By Barbara Cape, President of SEIU-West

These past few months, weeks and days have been incredibly busy for all of us. There have been so many changes suggested, recommended, mused about in our province, that everyday seems to bring a new challenge or update. There is a lot of anxiety and uncertainty in our daily lives as a result.

Some of this is due to the province’s budget woes. For some, it’s due to the creation of a provincial health authority and the lack of clear communications around the process or the status of our jobs. For others, it’s seeing service cuts and layoffs in the education and community-based sector. For our Direct Care Worker (DCW) brothers and sisters in Outlook, it’s being locked out of their workplaces by their employer because they won’t accept scraps at the bargaining table any more.Barb-Cape-Website-pic

The story of our members who work at Variety Place in Outlook is an incredible one! They were organized with SEIU-West in early 2011 and began the hard work of training member leaders and bargaining a collective agreement. In 2013, it was time to get back to the bargaining table – and they went back over and over and over, in good faith, in order to achieve a fair agreement. Sure, they got a wage reopener of 17 cents in those 4 years to ‘tide them over’ – but that ain’t much!

The top end of the pay scale is $17.49/hour – they do much of the exact same work as a Continuing Care Assistant (CCA) – but get paid substantially less. They face many of the safe workplace challenges that we do in other sectors: violent residents, unsafe equipment (or lack of equipment) and funding shortfalls that cripple their ability to provide quality nutrition or programming. But still – $17.49/hour!

The staff bring in kitchen equipment from their own homes like blenders or can openers, because their employer will not purchase them. The employer gets funding from the Ministry of Social Services, and while we have asked for an audit and transparency from both the ministry and the employer, we have not received it. Variety Place is running an exceptional surplus: they are over $300,000 to the good – but nutrition is questionable; there is not enough staff; and there is very low pay.

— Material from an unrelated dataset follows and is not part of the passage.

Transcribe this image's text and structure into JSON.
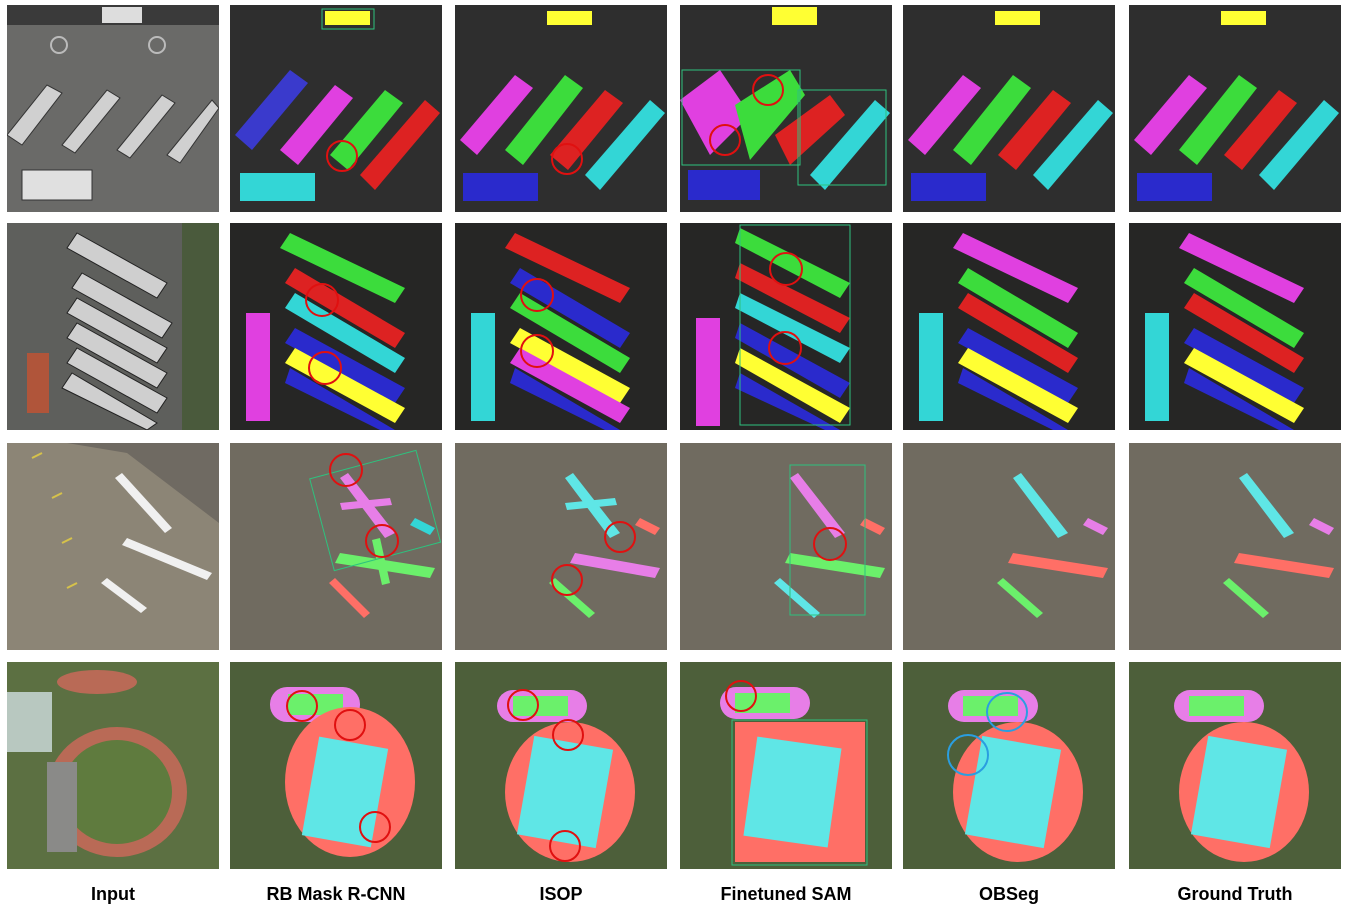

Some would say (and have said) that these workers knew what they were getting when they were hired; or that if they don’t like it, they should just quit. Well you and I both know that those are false options. In our working lives, just like our personal and community lives, we are supposed to make progress, to continually strive to be better. And that is no different with the locked out workers at Variety Place. Their employer has given up on being better – on reaching a fair collective agreement for all parties.

And still – $17.49/hour! These members served strike notice after bargaining for four years because they needed to make a stand for the good of their participants and their work.

Four years!?! Yes, because they had faith that their work was valued; that it was recognized and that their skill and professionalism was worth something. And it is!

But Variety Place is trying to play hard ball with the lives of many people who are vulnerable, who live in the community and believe that this work matters… so they locked out the workers of Variety Place. They thought our members would just roll over. But since May 21, they have been picketing, leafleting, chanting and working hard to get their employer to end the lock out, bring the residents home and get back to the bargaining table.

We all feel the uncertainty of the tremendous amount of change in our province…but at some point, we all need to make a stand and say ‘no more’! These twenty five active brothers and sisters are doing it – and so can we!